Bears' Central Coast Stadium stake for sale
By Brad Walter
March 9, 2005
North Sydney's 20 per cent stake in the Central Coast Stadium is up for sale to NRL clubs looking to relocate, leagues club boss Jim Henry revealed yesterday.
Henry said the Gold Coast were a better proposition of gaining entry to the NRL in 2007 and advised the Bears to give up on their battle for readmission to the competition as a Gosford-based team.
He said South Sydney were best placed to buy the stake in the stadium and relocate to the Central Coast instead of moving to Telstra Stadium.
"That's going to be embarrassing to have 90 per cent of the stadium vacant [at Telstra]," Henry said. "I personally think that there is an avenue available for Souths [at Gosford], but I thought at one stage that the Melbourne Storm would go up there. It's an enormously growing area that is crying out for a football team.
"But there is no encouragement from the NRL for us to continue so by the process of elimination the Gold Coast are the only [consortium] left standing. [For Norths] it's a matter of what part of 'not happening' don't you understand."
A bid by Norths football club president Mike Gibbons and a group of business people to take control of the leagues club board was also doomed to fail, Henry said, with their application for an extraordinary general meeting having been rejected.
Instead, Henry, who will retire on April 20 from his position as general manager of North Sydney Leagues after almost 20 years,
The best chance of the Central Coast having a team would be if a Sydney-based NRL club was to relocate, he said.

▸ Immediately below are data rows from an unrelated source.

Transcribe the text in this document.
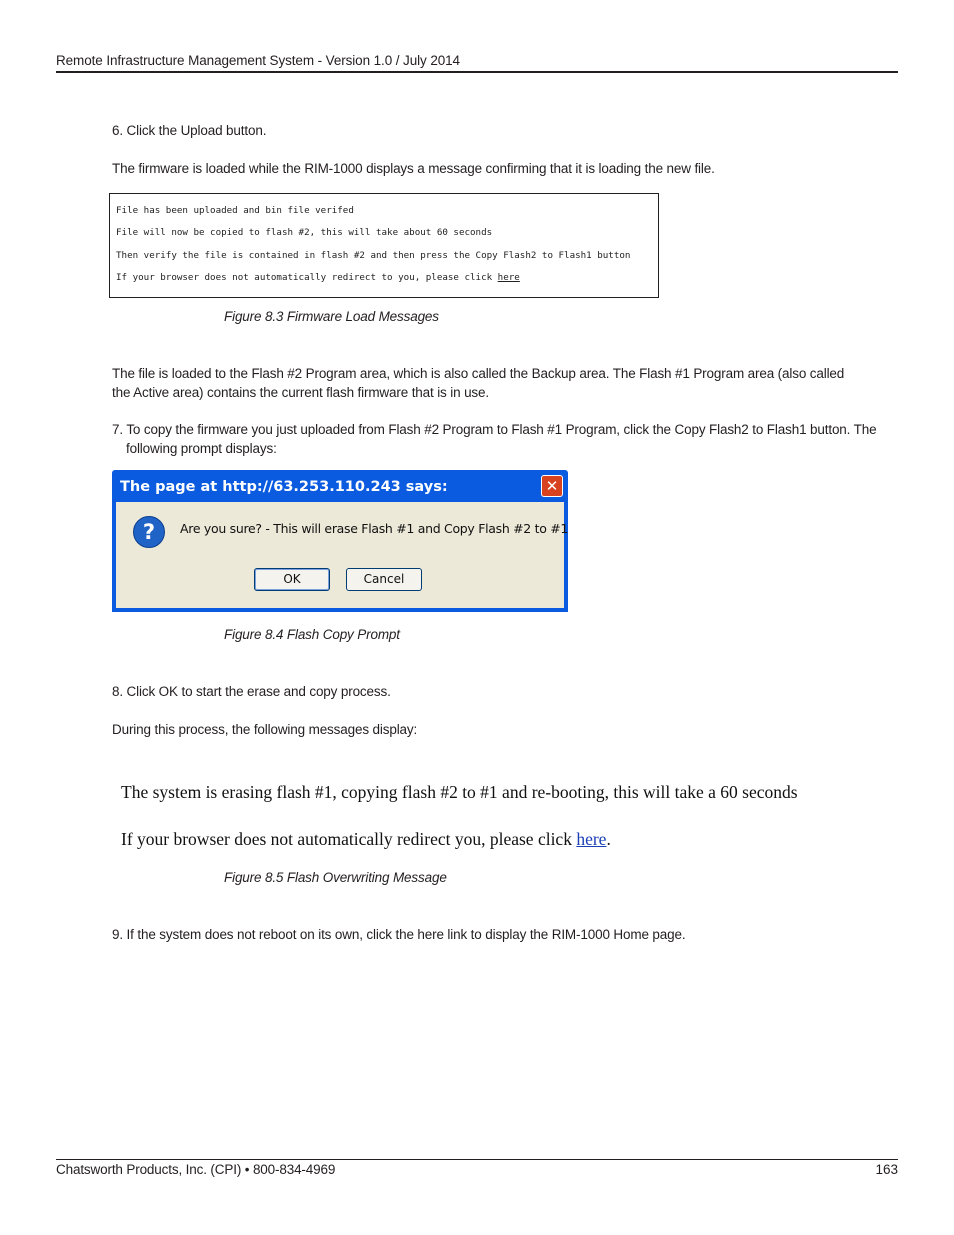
Remote Infrastructure Management System - Version 1.0 / July 2014
6. Click the Upload button.
The firmware is loaded while the RIM-1000 displays a message confirming that it is loading the new file.
File has been uploaded and bin file verifed
File will now be copied to flash #2, this will take about 60 seconds
Then verify the file is contained in flash #2 and then press the Copy Flash2 to Flash1 button
If your browser does not automatically redirect to you, please click here
Figure 8.3 Firmware Load Messages
The file is loaded to the Flash #2 Program area, which is also called the Backup area. The Flash #1 Program area (also called
the Active area) contains the current flash firmware that is in use.
7. To copy the firmware you just uploaded from Flash #2 Program to Flash #1 Program, click the Copy Flash2 to Flash1 button. The
following prompt displays:
The page at http://63.253.110.243 says:	✕
?	Are you sure? - This will erase Flash #1 and Copy Flash #2 to #1
OK	Cancel
Figure 8.4 Flash Copy Prompt
8. Click OK to start the erase and copy process.
During this process, the following messages display:
The system is erasing flash #1, copying flash #2 to #1 and re-booting, this will take a 60 seconds
If your browser does not automatically redirect you, please click here.
Figure 8.5 Flash Overwriting Message
9. If the system does not reboot on its own, click the here link to display the RIM-1000 Home page.
Chatsworth Products, Inc. (CPI) • 800-834-4969	163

"I think these people honestly believe that they can resurrect North Sydney football team, but the bottom line is that to run an NRL club you need an absolute minimum of $16 million," Henry said of the Bears.
"Who's going to give them that sort of money. People forget that it cost John Singleton a couple of million bucks [to bankroll Norths' 2004 campaign to become the NRL's 16th team], and the leagues club has been very good to the football club.
"Since they went into administration in 1999, they have received from the leagues club $11.3 million. There's teams playing in the NRL that don't get that from their leagues club. But no one's knocking on the door and the Sharks have tied up the Central Coast juniors.
"In my opinion, the Bears should play in the Jim Beam Cup. I believe the Jim Beam Cup will become the state cup in a couple of years and the name North Sydney would still invoke some sort of passion."
Asked about the leagues club's 20 per cent shareholding in the Singleton-controlled Central Coast Stadium, Henry said: "We've still got it. We can't just sell it, not even to Singo. It's got to be approved by Gosford Council and any buyer would have to be a non-profit organisation like a football club or a registered club.
"But it would be a good investment and if, for example, an NRL team wanted to relocate up there, it would obviously give them an opportunity to get some equity in the stadium and I've got to say that the board would give serious consideration to that."
After last August deferring any decision on expanding the competition until this year, the NRL is offering $8 million for teams to relocate and there is an understanding that another $2 million would also be on the table in Gosford.
With the Gold Coast Dolphins now overwhelming favourites to become the 16th team, Henry said he believed South Sydney should take up the offer rather than move to Telstra Stadium for home games next season, as the Rabbitohs are proposing.
An angry Gibbons said that Henry's comments were indicative of the reasons he was heading a ticket against the current board.
"If Jim Henry thinks we should be in the Jim Beam Cup, then Parramatta will have to be there with us, because we beat them in premier league last week," Gibbons said.
"The leagues club was set up by the football club 50 years ago to propagate rugby league and that is why we want to take control and put it back on the path from which it has strayed."